Google has stated they will now disclose vulnerability details in 7 days under certain circumstances:

Based on our experience, however, we believe that more urgent action – within 7 days – is appropriate for critical vulnerabilities under active exploitation. The reason for this special designation is that each day an actively exploited vulnerability remains undisclosed to the public and unpatched, more computers will be compromised.

Gunter Ollm, among others, doesn’t like this:

The presence of 0-day vulnerability exploitation is often a real and considerable threat to the Internet – particularly when very popular consumer-level software is the target. I think the stance of Chris Evans and Drew Hintz over at Google on a 60-day turnaround of vulnerability fixes from discovery, and a 7-day turnaround of fixes for actively exploited unpatched vulnerabilities, is rather naive and devoid of commercial reality.

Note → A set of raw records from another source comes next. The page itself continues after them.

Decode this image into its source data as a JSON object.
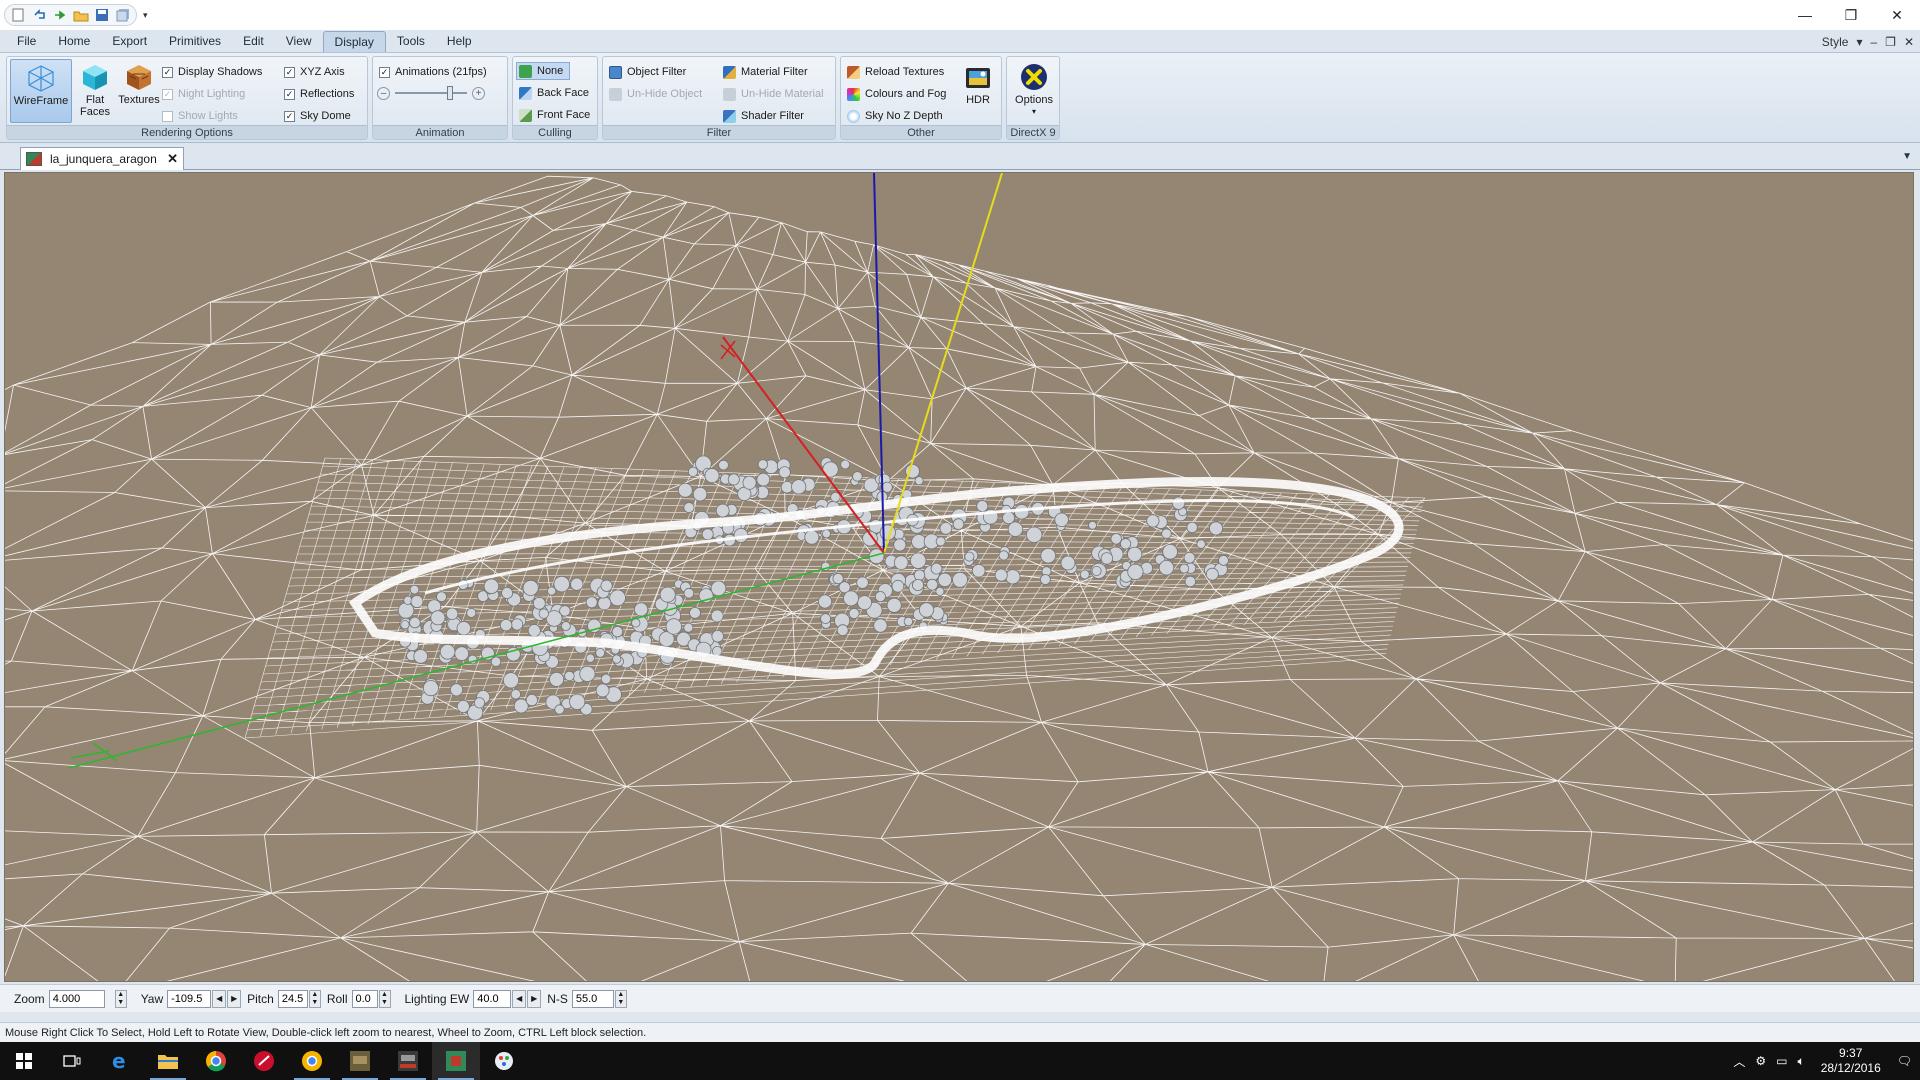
{
  "window": {
    "minimize_glyph": "—",
    "restore_glyph": "❐",
    "close_glyph": "✕"
  },
  "menu": {
    "items": [
      "File",
      "Home",
      "Export",
      "Primitives",
      "Edit",
      "View",
      "Display",
      "Tools",
      "Help"
    ],
    "active": "Display",
    "style_label": "Style",
    "style_arrow": "▾"
  },
  "ribbon": {
    "rendering_options": {
      "label": "Rendering Options",
      "wireframe": "WireFrame",
      "flat_faces_1": "Flat",
      "flat_faces_2": "Faces",
      "textures": "Textures",
      "display_shadows": "Display Shadows",
      "night_lighting": "Night Lighting",
      "show_lights": "Show Lights",
      "xyz_axis": "XYZ Axis",
      "reflections": "Reflections",
      "sky_dome": "Sky Dome"
    },
    "animation": {
      "label": "Animation",
      "animations": "Animations (21fps)"
    },
    "culling": {
      "label": "Culling",
      "none": "None",
      "back_face": "Back Face",
      "front_face": "Front Face"
    },
    "filter": {
      "label": "Filter",
      "object_filter": "Object Filter",
      "unhide_object": "Un-Hide Object",
      "material_filter": "Material Filter",
      "unhide_material": "Un-Hide Material",
      "shader_filter": "Shader Filter"
    },
    "other": {
      "label": "Other",
      "reload_textures": "Reload Textures",
      "colours_and_fog": "Colours and Fog",
      "sky_no_z_depth": "Sky No Z Depth",
      "hdr": "HDR"
    },
    "directx": {
      "label": "DirectX 9",
      "options": "Options"
    }
  },
  "document_tab": {
    "title": "la_junquera_aragon",
    "close": "✕"
  },
  "controls": {
    "zoom_label": "Zoom",
    "zoom_value": "4.000",
    "yaw_label": "Yaw",
    "yaw_value": "-109.5",
    "pitch_label": "Pitch",
    "pitch_value": "24.5",
    "roll_label": "Roll",
    "roll_value": "0.0",
    "lighting_ew_label": "Lighting EW",
    "lighting_ew_value": "40.0",
    "ns_label": "N-S",
    "ns_value": "55.0"
  },
  "status": {
    "text": "Mouse Right Click To Select, Hold Left to Rotate View, Double-click left  zoom to nearest, Wheel to Zoom, CTRL Left block selection."
  },
  "taskbar": {
    "time": "9:37",
    "date": "28/12/2016"
  },
  "colors": {
    "viewport_bg": "#958674",
    "wire": "#ffffff",
    "axis_x": "#d42020",
    "axis_y": "#1a1aa8",
    "axis_z": "#e6dc1a",
    "axis_green": "#2fb52f"
  }
}
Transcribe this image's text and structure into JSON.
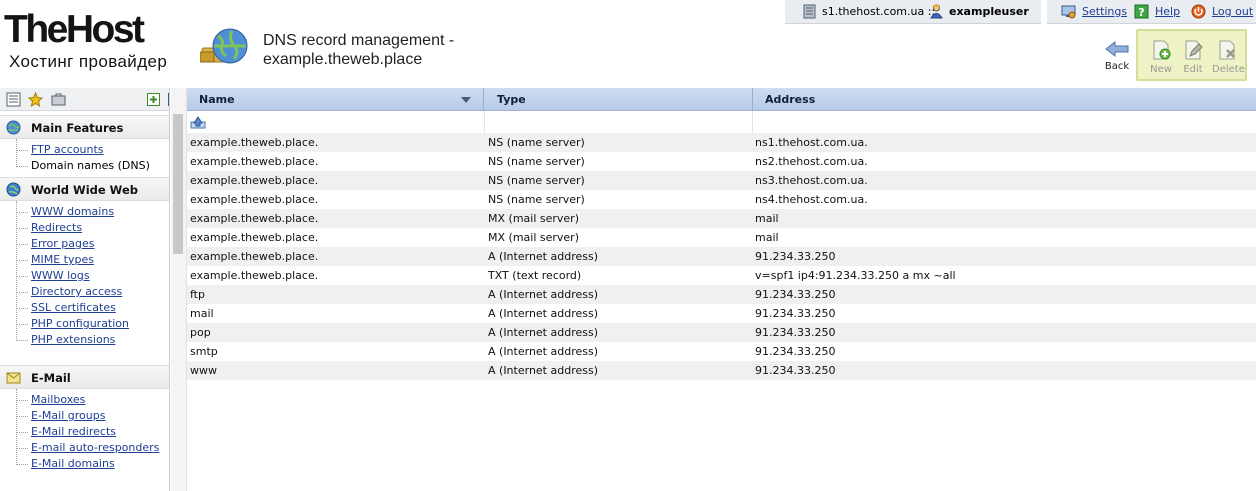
{
  "header": {
    "logo_main": "TheHost",
    "logo_sub": "Хостинг провайдер",
    "page_title": "DNS record management - example.theweb.place"
  },
  "topbar": {
    "server": "s1.thehost.com.ua ::",
    "user": "exampleuser",
    "settings": "Settings",
    "help": "Help",
    "logout": "Log out"
  },
  "toolbar": {
    "back": "Back",
    "new": "New",
    "edit": "Edit",
    "delete": "Delete"
  },
  "sidebar": {
    "sections": [
      {
        "title": "Main Features",
        "icon": "globe-icon",
        "items": [
          {
            "label": "FTP accounts",
            "link": true
          },
          {
            "label": "Domain names (DNS)",
            "link": false
          }
        ]
      },
      {
        "title": "World Wide Web",
        "icon": "www-icon",
        "items": [
          {
            "label": "WWW domains",
            "link": true
          },
          {
            "label": "Redirects",
            "link": true
          },
          {
            "label": "Error pages",
            "link": true
          },
          {
            "label": "MIME types",
            "link": true
          },
          {
            "label": "WWW logs",
            "link": true
          },
          {
            "label": "Directory access",
            "link": true
          },
          {
            "label": "SSL certificates",
            "link": true
          },
          {
            "label": "PHP configuration",
            "link": true
          },
          {
            "label": "PHP extensions",
            "link": true
          }
        ]
      },
      {
        "title": "E-Mail",
        "icon": "mail-icon",
        "items": [
          {
            "label": "Mailboxes",
            "link": true
          },
          {
            "label": "E-Mail groups",
            "link": true
          },
          {
            "label": "E-Mail redirects",
            "link": true
          },
          {
            "label": "E-mail auto-responders",
            "link": true
          },
          {
            "label": "E-Mail domains",
            "link": true
          }
        ]
      }
    ]
  },
  "table": {
    "columns": [
      "Name",
      "Type",
      "Address"
    ],
    "rows": [
      [
        "example.theweb.place.",
        "NS (name server)",
        "ns1.thehost.com.ua."
      ],
      [
        "example.theweb.place.",
        "NS (name server)",
        "ns2.thehost.com.ua."
      ],
      [
        "example.theweb.place.",
        "NS (name server)",
        "ns3.thehost.com.ua."
      ],
      [
        "example.theweb.place.",
        "NS (name server)",
        "ns4.thehost.com.ua."
      ],
      [
        "example.theweb.place.",
        "MX (mail server)",
        "mail"
      ],
      [
        "example.theweb.place.",
        "MX (mail server)",
        "mail"
      ],
      [
        "example.theweb.place.",
        "A (Internet address)",
        "91.234.33.250"
      ],
      [
        "example.theweb.place.",
        "TXT (text record)",
        "v=spf1 ip4:91.234.33.250 a mx ~all"
      ],
      [
        "ftp",
        "A (Internet address)",
        "91.234.33.250"
      ],
      [
        "mail",
        "A (Internet address)",
        "91.234.33.250"
      ],
      [
        "pop",
        "A (Internet address)",
        "91.234.33.250"
      ],
      [
        "smtp",
        "A (Internet address)",
        "91.234.33.250"
      ],
      [
        "www",
        "A (Internet address)",
        "91.234.33.250"
      ]
    ]
  },
  "colors": {
    "accent": "#1f3f92",
    "header_blue": "#c5d4ee",
    "toolbar_highlight": "#eef2c4"
  }
}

As part of responsible disclosure I have always thought disclosing actively exploited vulnerabilities immediately is warranted. There are exceptions but users need to know they are at risk.

The downside is that if the attack is limited in nature, revealing vulnerability details exposes a wider user base.

Its a no-win situation, but I almost always err toward giving people the ability to defend themselves. Keep in mind that this is only for active, critical exploitation – not unexploited new vulnerabilities. Disclosing those without time to fix only hurts users.